Шрифт:
– Свят, свят, свят!
– вырвалось у Лиса.
– Да неужто правда?
Он сидел весь красный, не похожий на себя самого - не военачальник, командир, консул, правая рука императора, а испуганный обиженный мальчик. Жалобно спросил:
– Ты не врёшь, сознайся?
– Не дождался её ответа и мотнул головой в отчаянии: - Знаю, что не врёшь. Вижу, что не врёшь. Я рогат, рогат! Это нестерпимо!
– Сморщился, зажмурившись.
Посидел несколько мгновений в молчании. Наконец, Велисарий открыл глаза, более холодные, чем до этого, и проговорил вроде отрешённо:
– Как давно их связь?
Челядинка сказала робко:
– Мне откуда знать!
– А тебе как давно известно?
Та задумалась, а потом ответила:
– Почитай уж, четыре года. Как вернулись из Персии.
Полководец ахнул:
– Как вернулись из Персии! Ничего себе!… Что же ты скрывала? Почему не предупредила? А ещё считаешься друг…

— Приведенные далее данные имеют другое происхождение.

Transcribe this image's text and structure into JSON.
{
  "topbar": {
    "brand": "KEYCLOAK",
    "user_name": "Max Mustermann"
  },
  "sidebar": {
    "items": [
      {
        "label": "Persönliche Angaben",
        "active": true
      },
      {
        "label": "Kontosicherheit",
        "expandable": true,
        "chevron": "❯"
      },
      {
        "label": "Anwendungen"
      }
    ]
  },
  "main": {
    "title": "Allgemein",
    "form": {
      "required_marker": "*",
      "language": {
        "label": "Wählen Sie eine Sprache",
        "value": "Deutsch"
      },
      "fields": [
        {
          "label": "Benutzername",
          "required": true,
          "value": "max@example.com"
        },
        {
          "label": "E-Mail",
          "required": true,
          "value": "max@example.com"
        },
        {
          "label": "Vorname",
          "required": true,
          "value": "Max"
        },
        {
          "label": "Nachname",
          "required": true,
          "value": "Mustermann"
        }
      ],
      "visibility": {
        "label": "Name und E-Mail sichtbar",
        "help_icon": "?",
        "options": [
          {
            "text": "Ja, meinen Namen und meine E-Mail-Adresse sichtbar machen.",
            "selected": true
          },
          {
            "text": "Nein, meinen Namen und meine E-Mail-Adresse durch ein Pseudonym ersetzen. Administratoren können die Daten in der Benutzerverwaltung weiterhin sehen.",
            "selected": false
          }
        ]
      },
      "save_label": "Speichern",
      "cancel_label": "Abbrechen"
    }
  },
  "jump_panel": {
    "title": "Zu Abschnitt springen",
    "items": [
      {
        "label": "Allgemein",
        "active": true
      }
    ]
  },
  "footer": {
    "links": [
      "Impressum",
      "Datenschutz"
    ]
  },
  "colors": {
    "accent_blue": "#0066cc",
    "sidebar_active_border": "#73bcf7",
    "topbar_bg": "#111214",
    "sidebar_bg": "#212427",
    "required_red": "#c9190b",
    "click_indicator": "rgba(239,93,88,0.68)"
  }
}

– Я не друг, я служанка… Мы в дела господ не встреваем… И сейчас рассказала зря…
Он вскочил и забегал по комнате, брызгая слюной и тряся огромными кулачищами:
– Нет, не зря, не зря! Надо положить этому конец. Безусловно, что она будет отпираться, говорить, что её грубо очернили… Кто ещё свидетель? Назови скорее.
Македонии пришлось тут же упомянуть нескольких рабов и служанок. Велисарий велел тотчас их позвать, а затем допросил с пристрастием. Те вначале стеснялись, но потом, под его нажимом, сообщили правду - да, у них на глазах Антонина изменяла ему с Феодосием.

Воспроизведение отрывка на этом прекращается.